# Line Choice



## cavman138 (May 12, 2010)

So I have been thinking about what line to put on my different reels for the season. Due to the great deal I got on mono at BPS I will definitely be using that for a while. This is what I was thinking.

Topwater: mono
Jig/worm: braid
Crankbaits: mono


I know a lot of yall use fluoro, but I have a ton of mono so I'm not going to be buying that. So tell me what yall would use at least for those 3 situations.


----------



## netman (May 12, 2010)

I know you don't wanna buy flourocarbon, but flouro or braid would be better for cranks because mono floats and cranks generally are designed to run deep. I use flouro on everything except for my ultralights and top water rods, on which I use mono.. Braid with a flouro leader is also a good alternative to using straight flouro on crankbait setups.


----------



## dyeguy1212 (May 13, 2010)

Wait, do you want our opinion, or are we not allowed to choose flouro?


I use flouro for everything other than top water (mono), froggin (braid), and heavy jigs (braid).



Aside from cost, I see no reason to use mono for anything other than topwater. In theory it might help when fighting fish on a treble hook, but I've gotten pretty good at controlling fish on the way to the boat.


----------



## cavman138 (May 13, 2010)

dyeguy1212 said:


> Wait, do you want our opinion, or are we not allowed to choose flouro?



Yeah sorry I still want opinions, I just started rambling a bit.



netman said:


> I know you don't wanna buy flourocarbon, but flouro or braid would be better for cranks because mono floats and cranks generally are designed to run deep. I use flouro on everything except for my ultralights and top water rods, on which I use mono.. Braid with a flouro leader is also a good alternative to using straight flouro on crankbait setups.



I have always heard to use mono with crankbaits so that you don't end up setting the hook on a log or stump and lose the bait.


----------



## dyeguy1212 (May 13, 2010)

cavman138 said:


> dyeguy1212 said:
> 
> 
> > Wait, do you want our opinion, or are we not allowed to choose flouro?
> ...



I've lost cranks on both flouro and mono.. the amount of stretch in mono is exaggerated sometimes... a sharp treble hook is going to get stuck in a log if it were attached to a rubber band.


----------



## netman (May 13, 2010)

I have always heard to use mono with crankbaits so that you don't end up setting the hook on a log or stump and lose the bait.[/quote]

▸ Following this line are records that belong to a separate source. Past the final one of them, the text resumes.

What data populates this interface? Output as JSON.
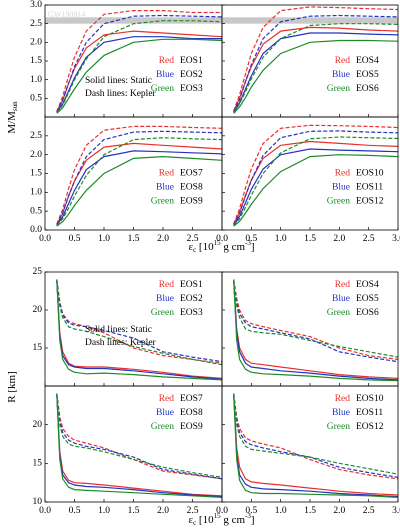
{
  "chart_data": [
    {
      "type": "line",
      "ylabel": "M/M",
      "ylabel_sub": "sun",
      "xlabel": [
        "ε",
        "c",
        " [10",
        "15",
        " g cm",
        "-3",
        "]"
      ],
      "x": [
        0.2,
        0.3,
        0.4,
        0.5,
        0.7,
        1.0,
        1.5,
        2.0,
        2.5,
        3.0
      ],
      "xlim": [
        0,
        3
      ],
      "xticks": [
        {
          "value": 0,
          "label": "0.0"
        },
        0.5,
        {
          "value": 1,
          "label": "1.0"
        },
        1.5,
        {
          "value": 2,
          "label": "2.0"
        },
        2.5,
        {
          "value": 3,
          "label": "3.0"
        }
      ],
      "ylim": [
        0,
        3
      ],
      "yticks": [
        {
          "value": 0,
          "label": "0.0"
        },
        0.5,
        {
          "value": 1,
          "label": "1.0"
        },
        1.5,
        {
          "value": 2,
          "label": "2.0"
        },
        2.5,
        {
          "value": 3,
          "label": "3.0"
        }
      ],
      "band": {
        "label": "GW190814",
        "range": [
          2.5,
          2.67
        ],
        "color": "#c8c8c8"
      },
      "annotations": [
        "Solid lines: Static",
        "Dash lines: Kepler"
      ],
      "panels": [
        {
          "legend_loc": "center right",
          "series": [
            {
              "name": "EOS1",
              "color_label": "Red",
              "color": "#e8302c",
              "static": [
                0.15,
                0.45,
                0.9,
                1.3,
                1.85,
                2.2,
                2.3,
                2.25,
                2.2,
                2.15
              ],
              "kepler": [
                0.15,
                0.55,
                1.1,
                1.6,
                2.3,
                2.75,
                2.85,
                2.85,
                2.8,
                2.8
              ]
            },
            {
              "name": "EOS2",
              "color_label": "Blue",
              "color": "#2233c4",
              "static": [
                0.12,
                0.35,
                0.7,
                1.05,
                1.6,
                2.0,
                2.15,
                2.15,
                2.1,
                2.1
              ],
              "kepler": [
                0.13,
                0.45,
                0.9,
                1.35,
                2.0,
                2.5,
                2.7,
                2.72,
                2.7,
                2.68
              ]
            },
            {
              "name": "EOS3",
              "color_label": "Green",
              "color": "#1f8a2a",
              "static": [
                0.1,
                0.25,
                0.5,
                0.75,
                1.2,
                1.65,
                2.0,
                2.08,
                2.08,
                2.05
              ],
              "kepler": [
                0.12,
                0.32,
                0.65,
                1.0,
                1.55,
                2.15,
                2.5,
                2.58,
                2.58,
                2.55
              ]
            }
          ]
        },
        {
          "legend_loc": "center right",
          "series": [
            {
              "name": "EOS4",
              "color_label": "Red",
              "color": "#e8302c",
              "static": [
                0.15,
                0.5,
                0.95,
                1.35,
                1.95,
                2.3,
                2.4,
                2.38,
                2.33,
                2.3
              ],
              "kepler": [
                0.16,
                0.6,
                1.15,
                1.7,
                2.4,
                2.85,
                2.95,
                2.93,
                2.9,
                2.88
              ]
            },
            {
              "name": "EOS5",
              "color_label": "Blue",
              "color": "#2233c4",
              "static": [
                0.12,
                0.38,
                0.75,
                1.1,
                1.7,
                2.1,
                2.25,
                2.25,
                2.22,
                2.2
              ],
              "kepler": [
                0.13,
                0.47,
                0.95,
                1.4,
                2.1,
                2.55,
                2.7,
                2.72,
                2.7,
                2.68
              ]
            },
            {
              "name": "EOS6",
              "color_label": "Green",
              "color": "#1f8a2a",
              "static": [
                0.1,
                0.27,
                0.52,
                0.8,
                1.25,
                1.7,
                2.0,
                2.05,
                2.05,
                2.03
              ],
              "kepler": [
                0.12,
                0.35,
                0.68,
                1.02,
                1.6,
                2.1,
                2.45,
                2.5,
                2.5,
                2.48
              ]
            }
          ]
        },
        {
          "legend_loc": "center right",
          "series": [
            {
              "name": "EOS7",
              "color_label": "Red",
              "color": "#e8302c",
              "static": [
                0.15,
                0.45,
                0.9,
                1.3,
                1.85,
                2.2,
                2.3,
                2.25,
                2.2,
                2.15
              ],
              "kepler": [
                0.16,
                0.55,
                1.1,
                1.6,
                2.25,
                2.65,
                2.75,
                2.75,
                2.72,
                2.7
              ]
            },
            {
              "name": "EOS8",
              "color_label": "Blue",
              "color": "#2233c4",
              "static": [
                0.12,
                0.35,
                0.7,
                1.05,
                1.6,
                1.95,
                2.1,
                2.08,
                2.05,
                2.02
              ],
              "kepler": [
                0.13,
                0.45,
                0.9,
                1.3,
                1.95,
                2.4,
                2.6,
                2.62,
                2.6,
                2.58
              ]
            },
            {
              "name": "EOS9",
              "color_label": "Green",
              "color": "#1f8a2a",
              "static": [
                0.1,
                0.22,
                0.42,
                0.65,
                1.05,
                1.5,
                1.9,
                1.95,
                1.9,
                1.85
              ],
              "kepler": [
                0.12,
                0.3,
                0.58,
                0.9,
                1.45,
                2.0,
                2.4,
                2.45,
                2.42,
                2.4
              ]
            }
          ]
        },
        {
          "legend_loc": "center right",
          "series": [
            {
              "name": "EOS10",
              "color_label": "Red",
              "color": "#e8302c",
              "static": [
                0.15,
                0.47,
                0.92,
                1.32,
                1.9,
                2.25,
                2.35,
                2.3,
                2.25,
                2.22
              ],
              "kepler": [
                0.16,
                0.57,
                1.12,
                1.62,
                2.3,
                2.7,
                2.78,
                2.77,
                2.75,
                2.72
              ]
            },
            {
              "name": "EOS11",
              "color_label": "Blue",
              "color": "#2233c4",
              "static": [
                0.12,
                0.36,
                0.72,
                1.08,
                1.62,
                2.0,
                2.15,
                2.12,
                2.1,
                2.08
              ],
              "kepler": [
                0.13,
                0.45,
                0.9,
                1.32,
                1.98,
                2.45,
                2.62,
                2.63,
                2.6,
                2.58
              ]
            },
            {
              "name": "EOS12",
              "color_label": "Green",
              "color": "#1f8a2a",
              "static": [
                0.1,
                0.23,
                0.45,
                0.68,
                1.1,
                1.55,
                1.95,
                2.0,
                1.98,
                1.95
              ],
              "kepler": [
                0.12,
                0.3,
                0.6,
                0.92,
                1.5,
                2.05,
                2.42,
                2.47,
                2.45,
                2.43
              ]
            }
          ]
        }
      ]
    },
    {
      "type": "line",
      "ylabel": "R [km]",
      "xlabel": [
        "ε",
        "c",
        " [10",
        "15",
        " g cm",
        "-3",
        "]"
      ],
      "x": [
        0.2,
        0.25,
        0.3,
        0.4,
        0.5,
        0.7,
        1.0,
        1.5,
        2.0,
        2.5,
        3.0
      ],
      "xlim": [
        0,
        3
      ],
      "xticks": [
        {
          "value": 0,
          "label": "0.0"
        },
        0.5,
        {
          "value": 1,
          "label": "1.0"
        },
        1.5,
        {
          "value": 2,
          "label": "2.0"
        },
        2.5,
        {
          "value": 3,
          "label": "3.0"
        }
      ],
      "ylim": [
        10,
        25
      ],
      "yticks": [
        10,
        15,
        20,
        25
      ],
      "annotations": [
        "Solid lines: Static",
        "Dash lines: Kepler"
      ],
      "panels": [
        {
          "legend_loc": "upper right",
          "series": [
            {
              "name": "EOS1",
              "color_label": "Red",
              "color": "#e8302c",
              "static": [
                24,
                17,
                14.5,
                13,
                12.6,
                12.5,
                12.5,
                12.2,
                11.8,
                11.3,
                11.0
              ],
              "kepler": [
                24,
                21,
                19.5,
                18.5,
                18.2,
                17.8,
                17,
                15,
                14,
                13.5,
                13.0
              ]
            },
            {
              "name": "EOS2",
              "color_label": "Blue",
              "color": "#2233c4",
              "static": [
                24,
                16.5,
                14,
                12.8,
                12.5,
                12.3,
                12.3,
                12,
                11.6,
                11.2,
                10.9
              ],
              "kepler": [
                24,
                21,
                19.3,
                18.3,
                18,
                17.8,
                17.3,
                16.3,
                14.5,
                13.8,
                13.2
              ]
            },
            {
              "name": "EOS3",
              "color_label": "Green",
              "color": "#1f8a2a",
              "static": [
                24,
                16,
                13.5,
                12.2,
                11.8,
                11.6,
                11.7,
                11.5,
                11.2,
                11,
                10.8
              ],
              "kepler": [
                24,
                20.5,
                19,
                17.8,
                17.5,
                17.2,
                16.5,
                15.2,
                14.3,
                13.5,
                12.8
              ]
            }
          ]
        },
        {
          "legend_loc": "upper right",
          "series": [
            {
              "name": "EOS4",
              "color_label": "Red",
              "color": "#e8302c",
              "static": [
                24,
                17.5,
                15,
                13.5,
                13,
                12.8,
                12.5,
                12,
                11.5,
                11.2,
                11
              ],
              "kepler": [
                24,
                21.5,
                20,
                18.6,
                18.2,
                17.8,
                17.3,
                16.5,
                15,
                14,
                13.5
              ]
            },
            {
              "name": "EOS5",
              "color_label": "Blue",
              "color": "#2233c4",
              "static": [
                24,
                17,
                14.5,
                13,
                12.5,
                12.3,
                12,
                11.7,
                11.3,
                11,
                10.8
              ],
              "kepler": [
                24,
                21,
                19.5,
                18.3,
                17.8,
                17.5,
                17,
                16.2,
                14.5,
                13.8,
                13.2
              ]
            },
            {
              "name": "EOS6",
              "color_label": "Green",
              "color": "#1f8a2a",
              "static": [
                24,
                16,
                13.5,
                12.2,
                11.8,
                11.6,
                11.5,
                11.3,
                11,
                10.8,
                10.7
              ],
              "kepler": [
                24,
                20.5,
                19,
                17.5,
                17.2,
                17,
                16.8,
                16,
                15.2,
                14.5,
                13.8
              ]
            }
          ]
        },
        {
          "legend_loc": "upper right",
          "series": [
            {
              "name": "EOS7",
              "color_label": "Red",
              "color": "#e8302c",
              "static": [
                24,
                16.5,
                14,
                12.8,
                12.5,
                12.4,
                12.2,
                11.8,
                11.4,
                11,
                10.8
              ],
              "kepler": [
                24,
                21,
                19.5,
                18.5,
                18,
                17.6,
                17,
                15.5,
                14,
                13.5,
                13
              ]
            },
            {
              "name": "EOS8",
              "color_label": "Blue",
              "color": "#2233c4",
              "static": [
                24,
                16,
                13.5,
                12.5,
                12.2,
                12,
                11.9,
                11.6,
                11.2,
                10.9,
                10.7
              ],
              "kepler": [
                24,
                20.5,
                19,
                18,
                17.6,
                17.2,
                16.8,
                15.8,
                14.2,
                13.6,
                13
              ]
            },
            {
              "name": "EOS9",
              "color_label": "Green",
              "color": "#1f8a2a",
              "static": [
                24,
                15.5,
                13,
                11.9,
                11.6,
                11.5,
                11.4,
                11.2,
                11,
                10.8,
                10.6
              ],
              "kepler": [
                24,
                20,
                18.5,
                17.5,
                17.2,
                17,
                16.5,
                15.5,
                14.5,
                13.8,
                13.2
              ]
            }
          ]
        },
        {
          "legend_loc": "upper right",
          "series": [
            {
              "name": "EOS10",
              "color_label": "Red",
              "color": "#e8302c",
              "static": [
                24,
                17,
                14.5,
                13,
                12.6,
                12.4,
                12.2,
                11.8,
                11.4,
                11.1,
                10.9
              ],
              "kepler": [
                24,
                21,
                19.5,
                18.3,
                17.9,
                17.5,
                17,
                15.5,
                14.2,
                13.5,
                13
              ]
            },
            {
              "name": "EOS11",
              "color_label": "Blue",
              "color": "#2233c4",
              "static": [
                24,
                16,
                13.5,
                12.3,
                11.9,
                11.7,
                11.6,
                11.4,
                11.1,
                10.9,
                10.7
              ],
              "kepler": [
                24,
                20.5,
                19,
                17.8,
                17.4,
                17,
                16.5,
                15.8,
                14.5,
                13.8,
                13.2
              ]
            },
            {
              "name": "EOS12",
              "color_label": "Green",
              "color": "#1f8a2a",
              "static": [
                24,
                15.5,
                12.8,
                11.5,
                11.2,
                11.1,
                11.1,
                11,
                10.9,
                10.8,
                10.6
              ],
              "kepler": [
                24,
                20,
                18.5,
                17.2,
                16.8,
                16.6,
                16.3,
                15.8,
                15,
                14.3,
                13.6
              ]
            }
          ]
        }
      ]
    }
  ]
}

I've lost cranks on both flouro and mono.. the amount of stretch in mono is exaggerated sometimes... a sharp treble hook is going to get stuck in a log if it were attached to a rubber band.[/quote]

Same here. I use flouro because is sinks and you want that bait to stay down in the strike zone longer rather than being pulled upward by the floating line.


----------



## perchin (May 14, 2010)

I use flouro for most everything. And braid with steel leaders for muskie.


----------



## Captain Ahab (May 14, 2010)

I use Sufix braid for everything with a 3 to 8' floro leader (and i only use Seaguar floro)


----------



## dyeguy1212 (May 14, 2010)

Captain Ahab said:


> (and i only use Seaguar floro)



Bump to that. This is my first year using it and I love it. I have caught some of the biggest fish of my lifetime this spring, all on seaguar 15 pound flouro.


----------



## fish devil (May 14, 2010)

:twisted: I use mono for most applications except for my pitching setups which have braid on them. Also use braid sometimes for topwater-buzzbaits. Never got caught up in the fluoro hype. In the end mono is probably the best all around line. And by the way I have no problem catching pigs on cranks using mono.


----------



## dyeguy1212 (May 14, 2010)

fish devil said:


> Also use braid sometimes for topwater-buzzbaits.




Being such a mono fan, I'd expect you to use it for top water. I prefer something that floats (mono) over something that sinks (braid) on my top water applications.


----------